КРАТКИЙ ДНЕВНИК ИМПЕРАТРИЦЫ АЛЕКСАНДРЫ ФЕОДОРОВНЫ
27 ноября — 12 декабря 1825 г.

Краткий дневник императрицы Александры Федоровны со дня получения в С.-Петербурге известия о кончине императора Александра I, пятницы 27 ноября 1825 г., до дня, когда великий князь Николаи Павлович решил принять всероссийский престол, — 12 декабря 1825 г.

27 ноября страшное известие между 11 и полуднем во время молебна!

Николай немедленно принес присягу Имп. Константину. Совет сделал ему упреки, показал волеизъявление Императора Александра, но Николай не переменил своего решения, он знал, что делал. После принятия присяги члены Совета были приняты Мама. Николай отправил своего адъютанта Лазарева к Константину.

28 ноября. Суббота. Ужасный день прошел в слезах. Панихида. Вечером письма от Константина и Михаила от 23 ноя., когда они еще ничего не знали. Карамзин.

29 ноября. Воскресенье. Приготовление к Причастию. Утром Воинов и Бенкендорф у Мама.

Понедельник, 30 ноября. Причастие в малой церкви.

Вторник, 1 декабря. Панихида. В городе все спокойно.

Среда, 2 декабря. Все по-прежнему. Вечером долго говорили с Мама.

Четверг, 3 декабря. В 6 часов утра приехал Михаил, между 9 и 10 был у Мама, долго оставался с ней наедине, затем позвали Николая. Трогательные письма и важные бумаги от 26 ноября. Милорадович и Голицын осведомлены о их содержании, но все должно держаться в тайне. Мама весь день писала письма. Николай тоже, вместе с Опочининым. После отправки в 9 часов фельдъегеря Опочинин уехал ночью с письменным изложением того, что произошло здесь.
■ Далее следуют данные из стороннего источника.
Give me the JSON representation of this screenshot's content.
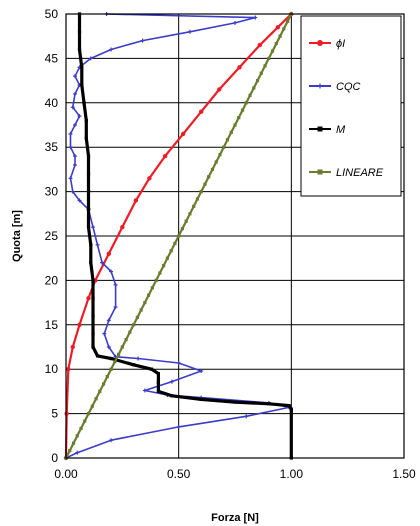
{
  "chart_data": {
    "type": "line",
    "title": "",
    "xlabel": "Forza [N]",
    "ylabel": "Quota [m]",
    "xlim": [
      0,
      1.5
    ],
    "ylim": [
      0,
      50
    ],
    "xticks": [
      0,
      0.5,
      1.0,
      1.5
    ],
    "xtick_labels": [
      "0.00",
      "0.50",
      "1.00",
      "1.50"
    ],
    "yticks": [
      0,
      5,
      10,
      15,
      20,
      25,
      30,
      35,
      40,
      45,
      50
    ],
    "ytick_labels": [
      "0",
      "5",
      "10",
      "15",
      "20",
      "25",
      "30",
      "35",
      "40",
      "45",
      "50"
    ],
    "grid": true,
    "legend_position": "top-right",
    "series": [
      {
        "name": "ϕI",
        "color": "#ee1c25",
        "marker": "circle",
        "points": [
          [
            0,
            0
          ],
          [
            0.003,
            5
          ],
          [
            0.01,
            10
          ],
          [
            0.03,
            12.5
          ],
          [
            0.06,
            15
          ],
          [
            0.1,
            18
          ],
          [
            0.13,
            20
          ],
          [
            0.19,
            23
          ],
          [
            0.25,
            26
          ],
          [
            0.31,
            29
          ],
          [
            0.37,
            31.5
          ],
          [
            0.44,
            34
          ],
          [
            0.52,
            36.5
          ],
          [
            0.6,
            39
          ],
          [
            0.68,
            41.5
          ],
          [
            0.77,
            44
          ],
          [
            0.86,
            46.5
          ],
          [
            0.94,
            48.5
          ],
          [
            1.0,
            50
          ]
        ]
      },
      {
        "name": "CQC",
        "color": "#3c3cc8",
        "marker": "plus",
        "points": [
          [
            0,
            0
          ],
          [
            0.05,
            0.6
          ],
          [
            0.2,
            2
          ],
          [
            0.5,
            3.5
          ],
          [
            0.8,
            4.7
          ],
          [
            0.99,
            5.7
          ],
          [
            0.9,
            6.2
          ],
          [
            0.6,
            6.8
          ],
          [
            0.45,
            7.1
          ],
          [
            0.35,
            7.6
          ],
          [
            0.47,
            8.6
          ],
          [
            0.6,
            9.8
          ],
          [
            0.5,
            10.7
          ],
          [
            0.32,
            11.2
          ],
          [
            0.22,
            11.4
          ],
          [
            0.19,
            12.5
          ],
          [
            0.17,
            14
          ],
          [
            0.19,
            15.5
          ],
          [
            0.22,
            17
          ],
          [
            0.22,
            19.5
          ],
          [
            0.2,
            21
          ],
          [
            0.16,
            22
          ],
          [
            0.14,
            24
          ],
          [
            0.12,
            26
          ],
          [
            0.1,
            28
          ],
          [
            0.06,
            29
          ],
          [
            0.03,
            30
          ],
          [
            0.02,
            31.5
          ],
          [
            0.04,
            33
          ],
          [
            0.04,
            34
          ],
          [
            0.02,
            35
          ],
          [
            0.02,
            36.5
          ],
          [
            0.04,
            37.5
          ],
          [
            0.06,
            38.5
          ],
          [
            0.03,
            39.5
          ],
          [
            0.04,
            41
          ],
          [
            0.06,
            42
          ],
          [
            0.04,
            43
          ],
          [
            0.06,
            44
          ],
          [
            0.11,
            45
          ],
          [
            0.2,
            46
          ],
          [
            0.34,
            47
          ],
          [
            0.55,
            48
          ],
          [
            0.75,
            49
          ],
          [
            0.84,
            49.6
          ],
          [
            0.18,
            50
          ]
        ]
      },
      {
        "name": "M",
        "color": "#000000",
        "marker": "square",
        "points": [
          [
            1.0,
            0
          ],
          [
            1.0,
            5.5
          ],
          [
            0.99,
            5.9
          ],
          [
            0.9,
            6.1
          ],
          [
            0.75,
            6.3
          ],
          [
            0.6,
            6.6
          ],
          [
            0.47,
            7.0
          ],
          [
            0.41,
            7.5
          ],
          [
            0.41,
            8.5
          ],
          [
            0.41,
            9.5
          ],
          [
            0.38,
            10.0
          ],
          [
            0.3,
            10.5
          ],
          [
            0.2,
            11.2
          ],
          [
            0.14,
            11.5
          ],
          [
            0.12,
            12.5
          ],
          [
            0.12,
            14
          ],
          [
            0.12,
            16
          ],
          [
            0.12,
            18
          ],
          [
            0.12,
            20
          ],
          [
            0.11,
            22
          ],
          [
            0.11,
            24
          ],
          [
            0.1,
            26
          ],
          [
            0.1,
            28
          ],
          [
            0.1,
            30
          ],
          [
            0.1,
            32
          ],
          [
            0.1,
            34
          ],
          [
            0.09,
            36
          ],
          [
            0.09,
            38
          ],
          [
            0.08,
            40
          ],
          [
            0.07,
            42
          ],
          [
            0.07,
            44
          ],
          [
            0.06,
            46
          ],
          [
            0.06,
            48
          ],
          [
            0.06,
            50
          ]
        ]
      },
      {
        "name": "LINEARE",
        "color": "#6a7c2e",
        "marker": "square",
        "points": [
          [
            0,
            0
          ],
          [
            1.0,
            50
          ]
        ]
      }
    ]
  }
}
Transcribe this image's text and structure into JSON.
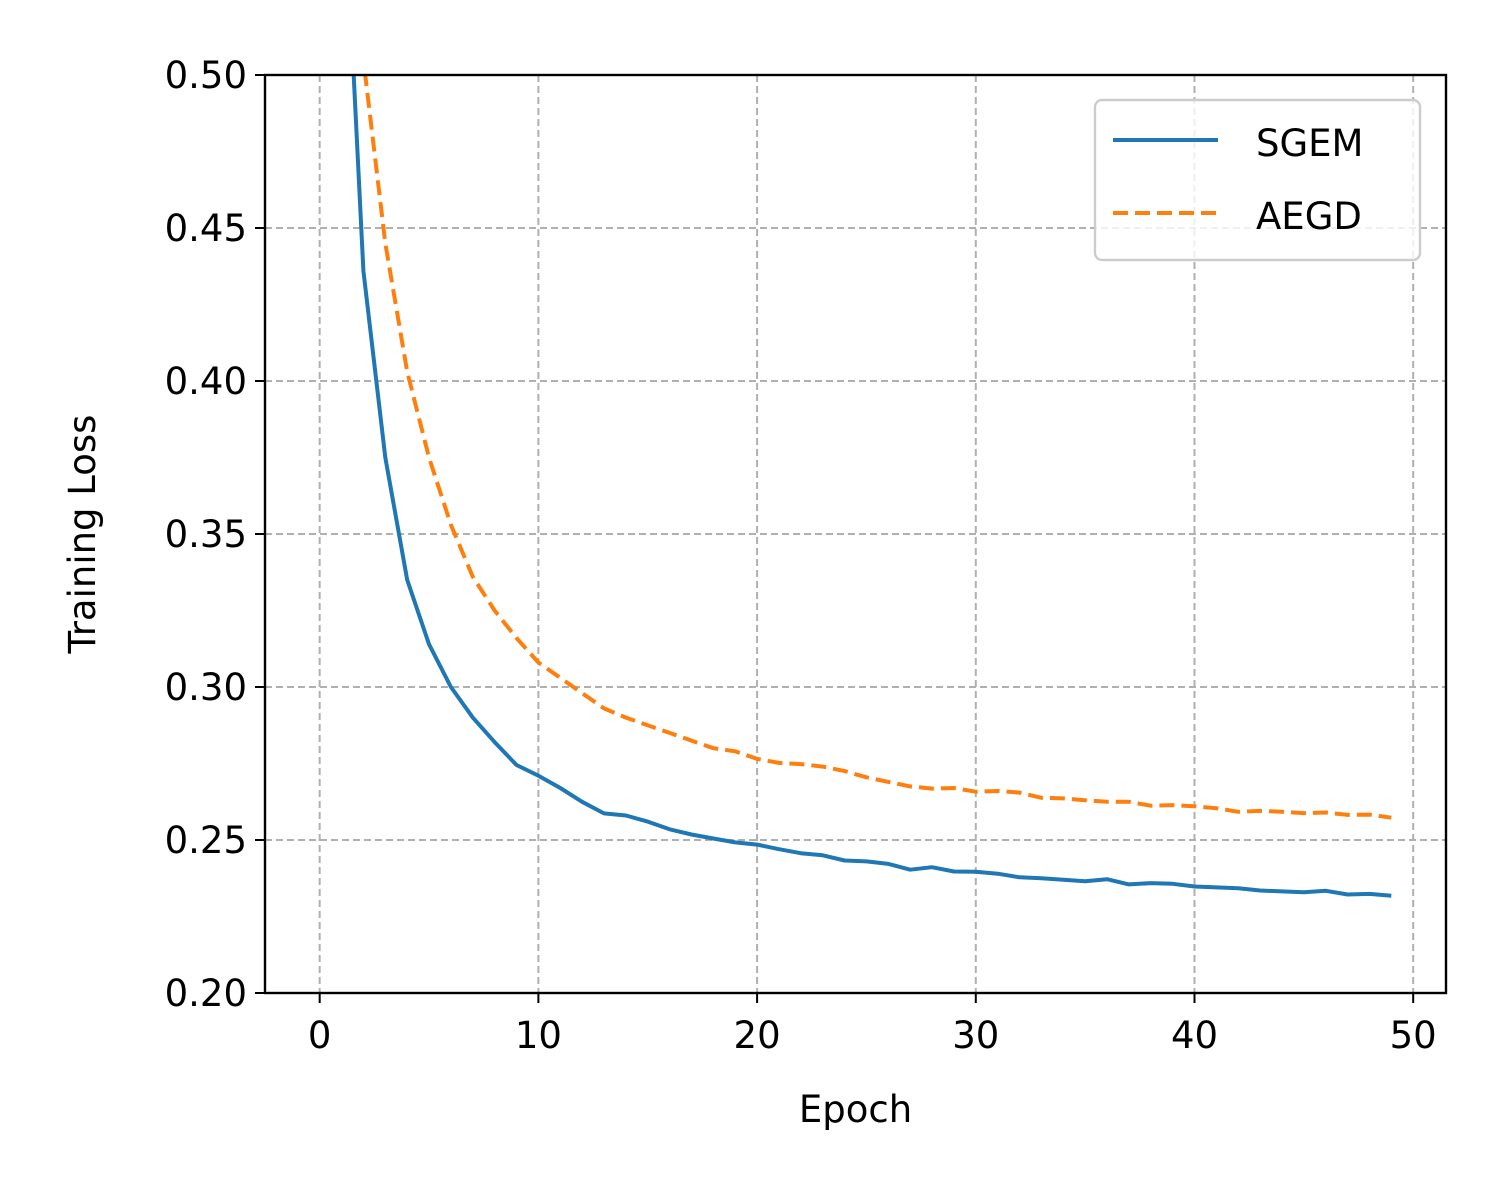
{
  "chart_data": {
    "type": "line",
    "title": "",
    "xlabel": "Epoch",
    "ylabel": "Training Loss",
    "xlim": [
      -2.5,
      51.5
    ],
    "ylim": [
      0.2,
      0.5
    ],
    "xticks": [
      0,
      10,
      20,
      30,
      40,
      50
    ],
    "xtick_labels": [
      "0",
      "10",
      "20",
      "30",
      "40",
      "50"
    ],
    "yticks": [
      0.2,
      0.25,
      0.3,
      0.35,
      0.4,
      0.45,
      0.5
    ],
    "ytick_labels": [
      "0.20",
      "0.25",
      "0.30",
      "0.35",
      "0.40",
      "0.45",
      "0.50"
    ],
    "grid": true,
    "legend_position": "top-right",
    "series": [
      {
        "name": "SGEM",
        "color": "#1f77b4",
        "style": "solid",
        "x": [
          1,
          2,
          3,
          4,
          5,
          6,
          7,
          8,
          9,
          10,
          11,
          12,
          13,
          14,
          15,
          16,
          17,
          18,
          19,
          20,
          21,
          22,
          23,
          24,
          25,
          26,
          27,
          28,
          29,
          30,
          31,
          32,
          33,
          34,
          35,
          36,
          37,
          38,
          39,
          40,
          41,
          42,
          43,
          44,
          45,
          46,
          47,
          48,
          49
        ],
        "values": [
          0.58,
          0.436,
          0.375,
          0.335,
          0.314,
          0.3,
          0.29,
          0.282,
          0.2745,
          0.271,
          0.267,
          0.2625,
          0.2587,
          0.258,
          0.256,
          0.2535,
          0.2518,
          0.2505,
          0.2492,
          0.2485,
          0.247,
          0.2457,
          0.245,
          0.2433,
          0.243,
          0.2422,
          0.2403,
          0.2411,
          0.2397,
          0.2396,
          0.239,
          0.2378,
          0.2375,
          0.237,
          0.2365,
          0.2372,
          0.2355,
          0.2359,
          0.2357,
          0.2348,
          0.2345,
          0.2342,
          0.2335,
          0.2332,
          0.2329,
          0.2334,
          0.2322,
          0.2324,
          0.2318
        ]
      },
      {
        "name": "AEGD",
        "color": "#ff7f0e",
        "style": "dashed",
        "x": [
          1,
          2,
          3,
          4,
          5,
          6,
          7,
          8,
          9,
          10,
          11,
          12,
          13,
          14,
          15,
          16,
          17,
          18,
          19,
          20,
          21,
          22,
          23,
          24,
          25,
          26,
          27,
          28,
          29,
          30,
          31,
          32,
          33,
          34,
          35,
          36,
          37,
          38,
          39,
          40,
          41,
          42,
          43,
          44,
          45,
          46,
          47,
          48,
          49
        ],
        "values": [
          0.58,
          0.505,
          0.445,
          0.403,
          0.375,
          0.353,
          0.336,
          0.325,
          0.316,
          0.308,
          0.303,
          0.298,
          0.293,
          0.29,
          0.2875,
          0.285,
          0.2825,
          0.28,
          0.279,
          0.2765,
          0.2752,
          0.2748,
          0.274,
          0.2725,
          0.2705,
          0.269,
          0.2675,
          0.2668,
          0.267,
          0.2658,
          0.266,
          0.2655,
          0.2638,
          0.2636,
          0.263,
          0.2625,
          0.2625,
          0.2612,
          0.2614,
          0.261,
          0.2604,
          0.2592,
          0.2595,
          0.2592,
          0.2588,
          0.259,
          0.2582,
          0.2583,
          0.2573
        ]
      }
    ]
  }
}
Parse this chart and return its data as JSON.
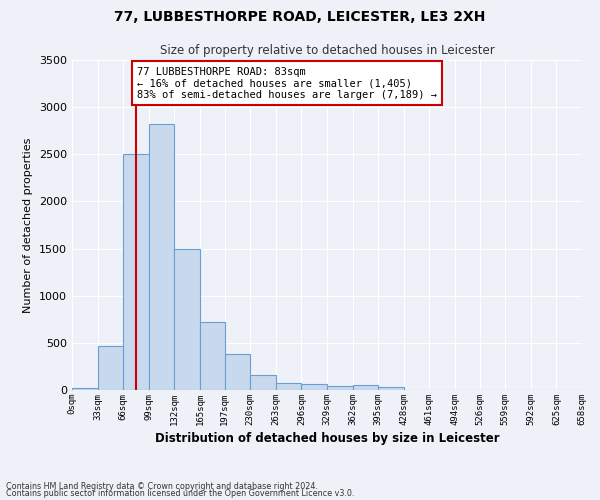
{
  "title_line1": "77, LUBBESTHORPE ROAD, LEICESTER, LE3 2XH",
  "title_line2": "Size of property relative to detached houses in Leicester",
  "xlabel": "Distribution of detached houses by size in Leicester",
  "ylabel": "Number of detached properties",
  "bar_color": "#c8d9ee",
  "bar_edge_color": "#6a9fd4",
  "background_color": "#eef2f8",
  "grid_color": "#ffffff",
  "bin_edges": [
    0,
    33,
    66,
    99,
    132,
    165,
    197,
    230,
    263,
    296,
    329,
    362,
    395,
    428,
    461,
    494,
    526,
    559,
    592,
    625,
    658
  ],
  "bin_labels": [
    "0sqm",
    "33sqm",
    "66sqm",
    "99sqm",
    "132sqm",
    "165sqm",
    "197sqm",
    "230sqm",
    "263sqm",
    "296sqm",
    "329sqm",
    "362sqm",
    "395sqm",
    "428sqm",
    "461sqm",
    "494sqm",
    "526sqm",
    "559sqm",
    "592sqm",
    "625sqm",
    "658sqm"
  ],
  "values": [
    20,
    470,
    2500,
    2820,
    1500,
    720,
    380,
    155,
    70,
    60,
    45,
    55,
    30,
    0,
    0,
    0,
    0,
    0,
    0,
    0
  ],
  "redline_x": 83,
  "annotation_text": "77 LUBBESTHORPE ROAD: 83sqm\n← 16% of detached houses are smaller (1,405)\n83% of semi-detached houses are larger (7,189) →",
  "annotation_box_color": "#ffffff",
  "annotation_border_color": "#cc0000",
  "redline_color": "#cc0000",
  "ylim": [
    0,
    3500
  ],
  "yticks": [
    0,
    500,
    1000,
    1500,
    2000,
    2500,
    3000,
    3500
  ],
  "footer_line1": "Contains HM Land Registry data © Crown copyright and database right 2024.",
  "footer_line2": "Contains public sector information licensed under the Open Government Licence v3.0."
}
Пятница, 4 декабря. Панихида. Михаил имел долгий разговор с Мама. Он смотрит на все иначе, чем мы. Вечером Николай у Мама, взволнованный мнением М[ихаила].

Суббота, 5 декабря. Несколько часов вынужденных споров у Мама с двумя Великими князьями и Милорадовичем. Последний рассказал о слухах, распространившихся в городе, и о настроениях среди солдат. Мама решила, что Михаил немедленно поедет в Варшаву просить Константина издать манифест, сама она написала Конст., умоляет его на коленях приехать, чтобы все закончить. Она ушла к себе в 6 часов.

Воскресенье, 6 декабря. День св. Николая. Обедня. Письмо Ожаровского, полученное вчера вечером с курьером из Варшавы, весьма для нас интересное. Мама первый раз обедала вместе с нами.

Понедельник, 7 декабря. Обедали с Мама втроем. Около 11 часов вечера курьер из Варшавы с письмом от 3 дек. к Мама и копией для кн. Лопухина официального письма, совершенно ошеломившего нас. Он отказывается признать себя Императором. Милорадович, Голицын у Николая, Мама с письмами и прочими бумагами присоединилась к ним. Решено по-прежнему держать все в тайне. В полночь прибыл Перовский с письмами от 2 дек., кои должен был привезти Лазарев. Письмо к Мама, несколько слов Николаю.

Вторник, 8 декабря. Заупокойная служба. В 2 часа в крепости, где Мама молилась и захотела благословить Николая у могилы его Отца. Горькое чувство при виде пустой могилы, ожидающей нашего Ангела.

Среда. 9 декабря. Николай показал свой манифест Карамзину. В 7 часов вечера у Мама /Аракчеев/.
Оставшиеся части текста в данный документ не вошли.